NASIONALNEWS.id,JOGYAKARTA-Tokoh masyarakat Madura dan warga Désa Wirokerten Kecamatan Banguntapan Kabupatèn Bantul Jogyakarta mengajukan usul pada Kantor Dinas Kebudayaan untuk melakukan survei dan menetapkan tapak peninggalan sejarah Tumenggung Wirokerti terdaftar sebagai benda cagar budaya.
“Mengingat peranan panglima perang itu yang ikut ambil bagian dalam perjalanan sejarah. Kami pandang perlu peninggalannya didaftarkan sebagai benda cagar budaya,” kata Cak Subur Adi Cahyono hari Jumat malam (12/9/2025) dipenghujung acara Maulid Nabi Muhammad SAW keluarga besar KMY.
Menurut Cak Subur Adi Cahyono pada saat Sri Sultan Hamengkubuwono IX (Wakil Presiden RI) kediaman trah keturunan Tumenggung Wirokerti sering mendapatkan kunjungan Raja Kraton Ngayogyakarta Hadiningrat itu. “cerita itu kami peroleh dari keturunan Tumenggung Wirokerti yang lokasi tanah bangunan rumah joglo milik kami kami beli dari keturunan beliau,” ujar Cak Subur Adi Cahyono.

Sultan Agung salah satu penguasa kerajaan Mataram Islam membuat VOC Belanda kewalahan. Sang sultan ini mengirimkan panglima perang yang memiliki kekuatan magis buat pasukan VOC Belanda kocar-kacir dibuatnya. Salah satunya Tumenggung Wirokerti yang beberapa tapak tapak sejarahnya bisa kita saksikan sampai sekarang di Desa Wirokerten Kecamatan Banguntapan kabupatèn Bantul Jogyakarta. Berupa bangunan tua berusia ratusan tahun yang terletak di pinggir jalan kampung Desa Wirokerten Banguntapan Bantul sekitar berjarak 300 meter dari Masjid Miftahul Huda .Pada dasarnya bangunan ini terdiri dari tiga bagian yakni bangunan rumah Joglo sebagai bangunan utama, bangunan omah mburi berbentuk limasan, dan dapur atau pawon berbentuk kampung.
“Makam tumenggung wirokerti leluhur penduduk desa sering diziarahi warga termasuk warga dari luar,” kata Zubaidi (74) seorang warga.
Makam tua itu kata Zubaidi berlokasi di bantaran Sungai Gajahwong.

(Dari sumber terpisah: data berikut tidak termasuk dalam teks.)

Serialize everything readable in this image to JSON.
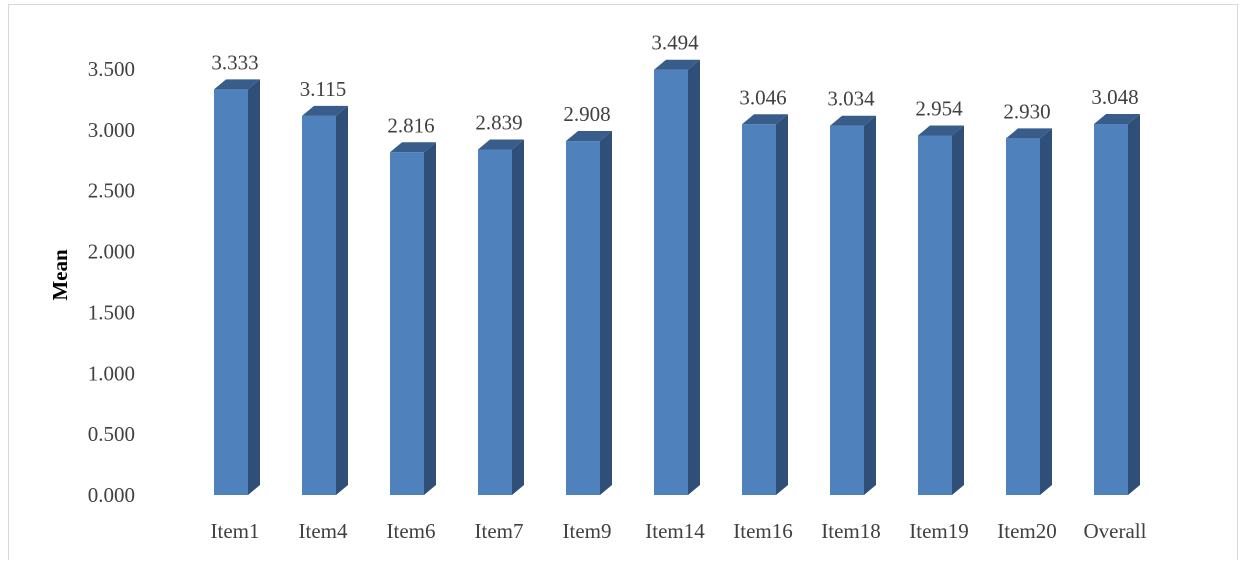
{
  "chart_data": {
    "type": "bar",
    "categories": [
      "Item1",
      "Item4",
      "Item6",
      "Item7",
      "Item9",
      "Item14",
      "Item16",
      "Item18",
      "Item19",
      "Item20",
      "Overall"
    ],
    "values": [
      3.333,
      3.115,
      2.816,
      2.839,
      2.908,
      3.494,
      3.046,
      3.034,
      2.954,
      2.93,
      3.048
    ],
    "data_labels": [
      "3.333",
      "3.115",
      "2.816",
      "2.839",
      "2.908",
      "3.494",
      "3.046",
      "3.034",
      "2.954",
      "2.930",
      "3.048"
    ],
    "y_ticks": [
      "0.000",
      "0.500",
      "1.000",
      "1.500",
      "2.000",
      "2.500",
      "3.000",
      "3.500"
    ],
    "title": "",
    "xlabel": "",
    "ylabel": "Mean",
    "ylim": [
      0,
      3.5
    ],
    "grid": false,
    "legend": "none",
    "style": "3d-column",
    "colors": {
      "bar_front": "#4f81bd",
      "bar_side": "#2f4f79",
      "bar_top": "#385d8a"
    }
  }
}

” Selain makam tua kalau dulu waktu saya kecil disepanjang bantaran sungai itu ditemukan goa goa yang menurut cerita lubang persembunyian prajurit perang Mataram,” tutur Zubaidi.

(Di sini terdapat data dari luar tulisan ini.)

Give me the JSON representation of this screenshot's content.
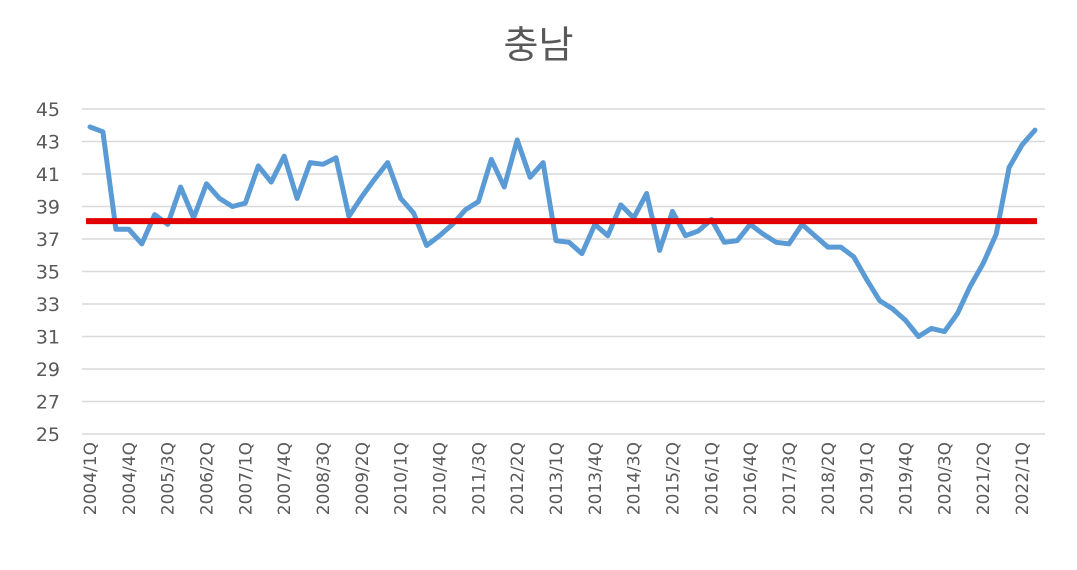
{
  "chart_data": {
    "type": "line",
    "title": "충남",
    "xlabel": "",
    "ylabel": "",
    "ylim": [
      25,
      45
    ],
    "yticks": [
      25,
      27,
      29,
      31,
      33,
      35,
      37,
      39,
      41,
      43,
      45
    ],
    "grid": true,
    "x": [
      "2004/1Q",
      "2004/2Q",
      "2004/3Q",
      "2004/4Q",
      "2005/1Q",
      "2005/2Q",
      "2005/3Q",
      "2005/4Q",
      "2006/1Q",
      "2006/2Q",
      "2006/3Q",
      "2006/4Q",
      "2007/1Q",
      "2007/2Q",
      "2007/3Q",
      "2007/4Q",
      "2008/1Q",
      "2008/2Q",
      "2008/3Q",
      "2008/4Q",
      "2009/1Q",
      "2009/2Q",
      "2009/3Q",
      "2009/4Q",
      "2010/1Q",
      "2010/2Q",
      "2010/3Q",
      "2010/4Q",
      "2011/1Q",
      "2011/2Q",
      "2011/3Q",
      "2011/4Q",
      "2012/1Q",
      "2012/2Q",
      "2012/3Q",
      "2012/4Q",
      "2013/1Q",
      "2013/2Q",
      "2013/3Q",
      "2013/4Q",
      "2014/1Q",
      "2014/2Q",
      "2014/3Q",
      "2014/4Q",
      "2015/1Q",
      "2015/2Q",
      "2015/3Q",
      "2015/4Q",
      "2016/1Q",
      "2016/2Q",
      "2016/3Q",
      "2016/4Q",
      "2017/1Q",
      "2017/2Q",
      "2017/3Q",
      "2017/4Q",
      "2018/1Q",
      "2018/2Q",
      "2018/3Q",
      "2018/4Q",
      "2019/1Q",
      "2019/2Q",
      "2019/3Q",
      "2019/4Q",
      "2020/1Q",
      "2020/2Q",
      "2020/3Q",
      "2020/4Q",
      "2021/1Q",
      "2021/2Q",
      "2021/3Q",
      "2021/4Q",
      "2022/1Q",
      "2022/2Q"
    ],
    "tick_labels": [
      "2004/1Q",
      "2004/4Q",
      "2005/3Q",
      "2006/2Q",
      "2007/1Q",
      "2007/4Q",
      "2008/3Q",
      "2009/2Q",
      "2010/1Q",
      "2010/4Q",
      "2011/3Q",
      "2012/2Q",
      "2013/1Q",
      "2013/4Q",
      "2014/3Q",
      "2015/2Q",
      "2016/1Q",
      "2016/4Q",
      "2017/3Q",
      "2018/2Q",
      "2019/1Q",
      "2019/4Q",
      "2020/3Q",
      "2021/2Q",
      "2022/1Q"
    ],
    "series": [
      {
        "color": "#5b9bd5",
        "values": [
          43.9,
          43.6,
          37.6,
          37.6,
          36.7,
          38.5,
          37.9,
          40.2,
          38.3,
          40.4,
          39.5,
          39.0,
          39.2,
          41.5,
          40.5,
          42.1,
          39.5,
          41.7,
          41.6,
          42.0,
          38.4,
          39.6,
          40.7,
          41.7,
          39.5,
          38.6,
          36.6,
          37.2,
          37.9,
          38.8,
          39.3,
          41.9,
          40.2,
          43.1,
          40.8,
          41.7,
          36.9,
          36.8,
          36.1,
          37.9,
          37.2,
          39.1,
          38.3,
          39.8,
          36.3,
          38.7,
          37.2,
          37.5,
          38.2,
          36.8,
          36.9,
          37.9,
          37.3,
          36.8,
          36.7,
          37.9,
          37.2,
          36.5,
          36.5,
          35.9,
          34.5,
          33.2,
          32.7,
          32.0,
          31.0,
          31.5,
          31.3,
          32.4,
          34.1,
          35.5,
          37.3,
          41.4,
          42.8,
          43.7
        ]
      }
    ],
    "reference_line": {
      "value": 38.1,
      "color": "#e00000"
    }
  }
}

Desa Wirokerten dibentuk pada 9 Desember 1949, nama Wirokerten berasal dari rasa ingin mengenang seorang tokoh yang dianggap oleh masyarakat sebagai seorang pemberani dan berjuang semata-mata untuk kejayaan Kerajaan Mataram pada waktu itu. Tokoh tersebut adalah Tumenggung Wirokerti. Beliau merupakan komandan pasukan perang Sultan Agung. Sehingga untuk menghormati jasa-jasa Tumenggung Wirokerti yang pemberani tersebut, maka nama “Wirokerten” dari asal kata “Wirokerti” dipakai sebagai nama Desa ini sampai sekarang.
“Desa Wirokerten merupakan cikal bakal terbentuknya desa dan kelurahan di Kabupaten Bantul sebelum terbentuknya desa dan kelurahan yang lain,” kata Zubaidi.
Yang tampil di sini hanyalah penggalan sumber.